Мне не хотелось никаких компаний, и после завтрака, накинув плащ, я отправлялся в павильон. Идя по мокрой травянистой тропе, я еще издали слышал стук шарика, детские голоса, смех. Я входил, садился на подоконник и подолгу смотрел, как ребята играют, лихо выворачивают руку с ракеткой для коварного, неотразимого удара. Сначала мое присутствие смущало их, мальчики и девочки, ожидавшие очереди (игра шла «на вылет»), поглядывали на меня, перешептывались. Потом ко мне привыкли и вроде уже не замечали, и мне было хорошо оттого, что я им не мешал оставаться самими собою. Мальчишки запросто знакомились с девчонками, мне даже предложили несколько раз сыграть, но я честно сказал, что не умею.

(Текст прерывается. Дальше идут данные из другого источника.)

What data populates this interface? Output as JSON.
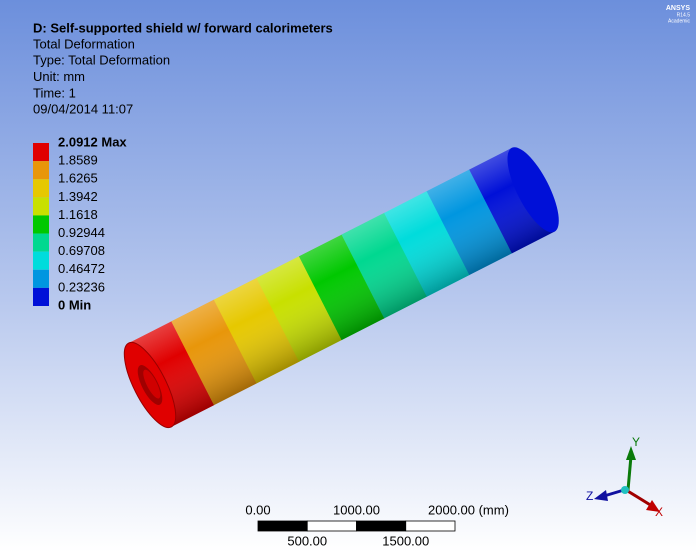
{
  "header": {
    "title": "D: Self-supported shield w/ forward calorimeters",
    "lines": [
      "Total Deformation",
      "Type: Total Deformation",
      "Unit: mm",
      "Time: 1",
      "09/04/2014 11:07"
    ]
  },
  "legend": {
    "labels": [
      "2.0912 Max",
      "1.8589",
      "1.6265",
      "1.3942",
      "1.1618",
      "0.92944",
      "0.69708",
      "0.46472",
      "0.23236",
      "0 Min"
    ],
    "colors": [
      "#e00000",
      "#e8960a",
      "#e6c800",
      "#c8e000",
      "#00c800",
      "#00d890",
      "#00dcdc",
      "#0096e0",
      "#0010d8"
    ]
  },
  "scale_bar": {
    "top_labels": [
      "0.00",
      "1000.00",
      "2000.00 (mm)"
    ],
    "bottom_labels": [
      "500.00",
      "1500.00"
    ]
  },
  "triad": {
    "x": "X",
    "y": "Y",
    "z": "Z"
  },
  "logo": {
    "name": "ANSYS",
    "version": "R14.5",
    "edition": "Academic"
  }
}
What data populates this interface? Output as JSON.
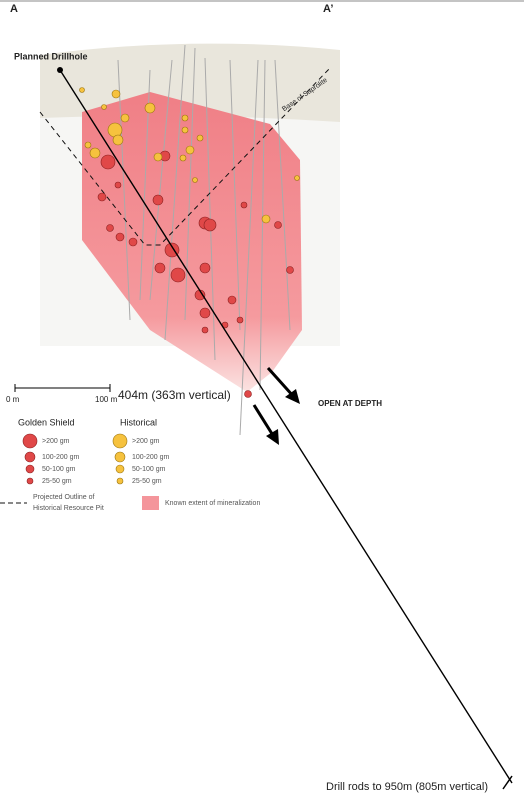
{
  "section": {
    "start_label": "A",
    "end_label": "A’"
  },
  "labels": {
    "drillhole": "Planned Drillhole",
    "saprolite": "Base of Saprolite",
    "intercept": "404m (363m vertical)",
    "open": "OPEN AT DEPTH",
    "end_depth": "Drill rods to 950m (805m vertical)"
  },
  "scale": {
    "start": "0 m",
    "end": "100 m"
  },
  "legend": {
    "golden_shield": {
      "title": "Golden Shield",
      "items": [
        ">200 gm",
        "100-200 gm",
        "50-100 gm",
        "25-50 gm"
      ]
    },
    "historical": {
      "title": "Historical",
      "items": [
        ">200 gm",
        "100-200 gm",
        "50-100 gm",
        "25-50 gm"
      ]
    },
    "pit_outline": [
      "Projected Outline of",
      "Historical Resource Pit"
    ],
    "mineralization": "Known extent of mineralization"
  }
}
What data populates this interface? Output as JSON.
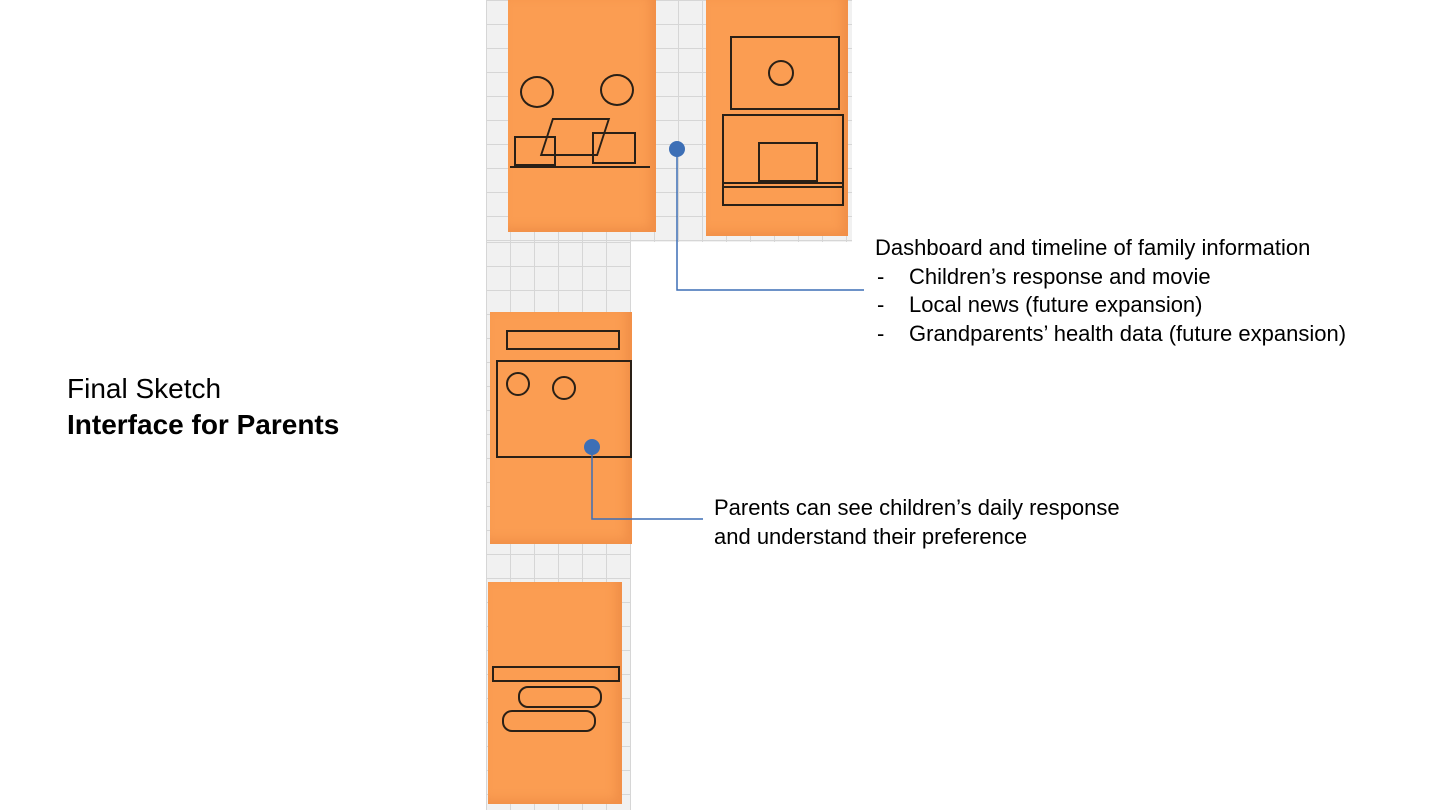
{
  "slide": {
    "title_line1": "Final Sketch",
    "title_line2": "Interface for Parents"
  },
  "annotations": {
    "dashboard": {
      "heading": "Dashboard and timeline of family information",
      "bullets": [
        "Children’s response and movie",
        "Local news (future expansion)",
        "Grandparents’ health data (future expansion)"
      ]
    },
    "daily": {
      "line1": "Parents can see children’s daily response",
      "line2": "and understand their preference"
    }
  },
  "colors": {
    "sticky_note": "#fb9d52",
    "callout_line": "#3d6fb6",
    "arrow": "#d8564a"
  }
}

Взрослые, ходившие на прогулки вдоль берега или в поселковый универмаг в надежде, что там «выбросят» что-нибудь дефицитное, теперь не звали меня с собой и после завтрака, посмеиваясь, задавали один и тот же вопрос:
— Вы опять на теннис?
Я кивал. Они уходили.
Однажды две дамы в модно расклешенных кримпленовых брюках цвета беж, гармонировавшего с их омоложенными перекисью волосами, не зная, что я иду вслед за ними к выходу, заговорили о странностях моего поведения:
— Чудак какой-то! Пинг-понг! Ты себе представляешь его за пинг-понгом? Что он за человек?
— Он?! Он же, наверное, носит кальсоны! — захохотала ее подруга.
— Это не страшно. Лишь бы других не заставил это делать.
Они весело зашагали в поселок, неся, как украшение, сверкавшие замками-«молниями» большие яркие хозяйственные сумки…
В павильончике шла игра. Кто-то принес новую японскую ракетку, обсуждались ее достоинства. Дети здесь были примерно одного возраста — тринадцать-четырнадцать лет. Они смеялись только над тем, что взаправду было им смешно, и говорили серьезно о том, что действительно их интересовало.
Отворилась дверь, и на пороге показался мальчик лет восьми — худенький, с большим белым лбом, в сером плаще с откинутым клетчатым внутри капюшоном. За мальчиком стоял пожилой грузный мужчина в зеленой куртке и черном берете. Они, видимо, о чем-то говорили перед тем, как войти сюда, потому что мальчик сказал:
— Ну разреши… Я немножко. Поедем следующей электричкой.